The Company’s tax positions are subject to income tax audits. The Company recognizes the tax benefit of an uncertain tax position only if it is more likely than not that the position is sustainable upon examination by the taxing authority, based on the technical merits. The tax benefit recognized is measured as the largest amount of benefit which is more likely than not to be realized upon settlement with the taxing authority. The Company recognizes interest accrued and penalties related to unrecognized tax benefits in its tax provision. The Company evaluates uncertain tax positions on a regular basis. The evaluations are based on a number of factors, including changes in facts and circumstances, changes in tax law, correspondence with tax authorities during the course of the audit, and effective settlement of audit issues. The provision for income taxes includes the effects of any accruals that the Company believes are appropriate, as well as the related net interest and penalties.
Net Loss Per Share Attributable to Common Stockholders
The Company calculates basic net loss per share attributable to common stockholders by dividing the net loss attributable to common stockholders by the weighted-average number of shares of common stock outstanding for the period. The diluted net loss per share attributable to common stockholders is computed by giving effect to all potential dilutive common stock equivalents outstanding for the period determined using the treasury stock method or the as-if converted method, as appropriate. For purposes of this calculation, stock options, restricted stock units, shares issuable pursuant to the employee stock purchase plan, shares subject to repurchase from early exercised options and contingently issuable shares under the convertible senior notes are considered common stock equivalents but have been excluded from the calculation of diluted net loss per share attributable to common stockholders as their effect is anti-dilutive.

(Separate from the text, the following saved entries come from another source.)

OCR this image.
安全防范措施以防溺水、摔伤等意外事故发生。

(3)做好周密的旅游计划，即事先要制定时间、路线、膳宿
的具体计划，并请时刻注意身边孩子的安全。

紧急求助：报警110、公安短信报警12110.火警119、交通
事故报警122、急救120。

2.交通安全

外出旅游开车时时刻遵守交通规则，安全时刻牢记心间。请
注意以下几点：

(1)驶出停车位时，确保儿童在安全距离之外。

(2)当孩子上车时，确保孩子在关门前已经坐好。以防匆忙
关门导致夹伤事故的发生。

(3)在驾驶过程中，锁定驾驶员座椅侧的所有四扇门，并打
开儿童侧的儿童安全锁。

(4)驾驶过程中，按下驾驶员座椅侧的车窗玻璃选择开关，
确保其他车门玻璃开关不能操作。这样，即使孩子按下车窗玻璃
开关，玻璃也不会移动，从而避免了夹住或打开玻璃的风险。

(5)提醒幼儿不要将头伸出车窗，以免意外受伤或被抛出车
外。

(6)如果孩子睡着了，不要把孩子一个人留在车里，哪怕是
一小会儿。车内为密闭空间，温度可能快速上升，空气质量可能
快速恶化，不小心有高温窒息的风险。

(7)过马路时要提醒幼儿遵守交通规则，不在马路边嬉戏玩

New Accounting Pronouncements Not Yet Adopted
In November 2023, the Financial Accounting Standards Board, or FASB, issued ASU No. 2023-07, Segment Reporting (Topic 280): Improvements to Reportable Segment Disclosures, which requires an enhanced disclosure of significant segment expenses on an annual and interim basis. This guidance will be effective for the annual reporting periods beginning the year ended December 31, 2024, and for interim reporting periods beginning January 1, 2025, with early adoption permitted, and should be applied retrospectively. The Company is currently evaluating the impact of this guidance on its consolidated financial statements.

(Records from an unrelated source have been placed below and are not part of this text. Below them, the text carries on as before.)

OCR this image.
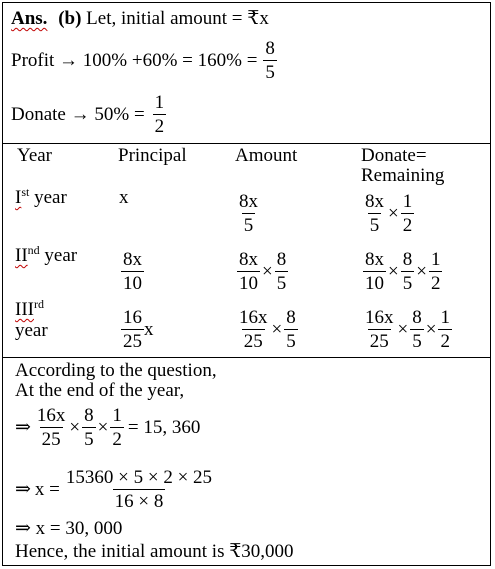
Ans. (b) Let, initial amount = ₹x
Profit → $100\% +60\% = 160\% = \frac{8}{5}$
Donate → $50\% = \frac{1}{2}$
Year	Principal	Amount	Donate=
Remaining
Ist year	x	$\frac{8x}{5}$	$\frac{8x}{5} \times \frac{1}{2}$
IInd year $\frac{8x}{10}$	$\frac{8x}{10} \times \frac{8}{5}$	$\frac{8x}{10} \times \frac{8}{5} \times \frac{1}{2}$
IIIrd
year	$\frac{16}{25}$ x	$\frac{16x}{25} \times \frac{8}{5}$	$\frac{16x}{25} \times \frac{8}{5} \times \frac{1}{2}$
According to the question,
At the end of the year,
⇒ $\frac{16x}{25} \times \frac{8}{5} \times \frac{1}{2} = 15$, 360
⇒ $x = \frac{15360 \times 5 \times 2 \times 25}{16 \times 8}$
⇒ x = 30, 000
Hence, the initial amount is ₹30,000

In December 2023, the FASB issued ASU No. 2023-09, Income Taxes (Topic 740): Improvements to Income Tax Disclosures, which amended existing income tax disclosure guidance, primarily requiring more detailed disclosures on the effective tax rate reconciliation and income taxes paid. This guidance will be effective for annual reporting periods beginning the year ended December 31, 2025, with early adoption permitted and can be applied on either a prospective or retroactive basis. The Company is currently evaluating the impact of this guidance on its consolidated financial statements.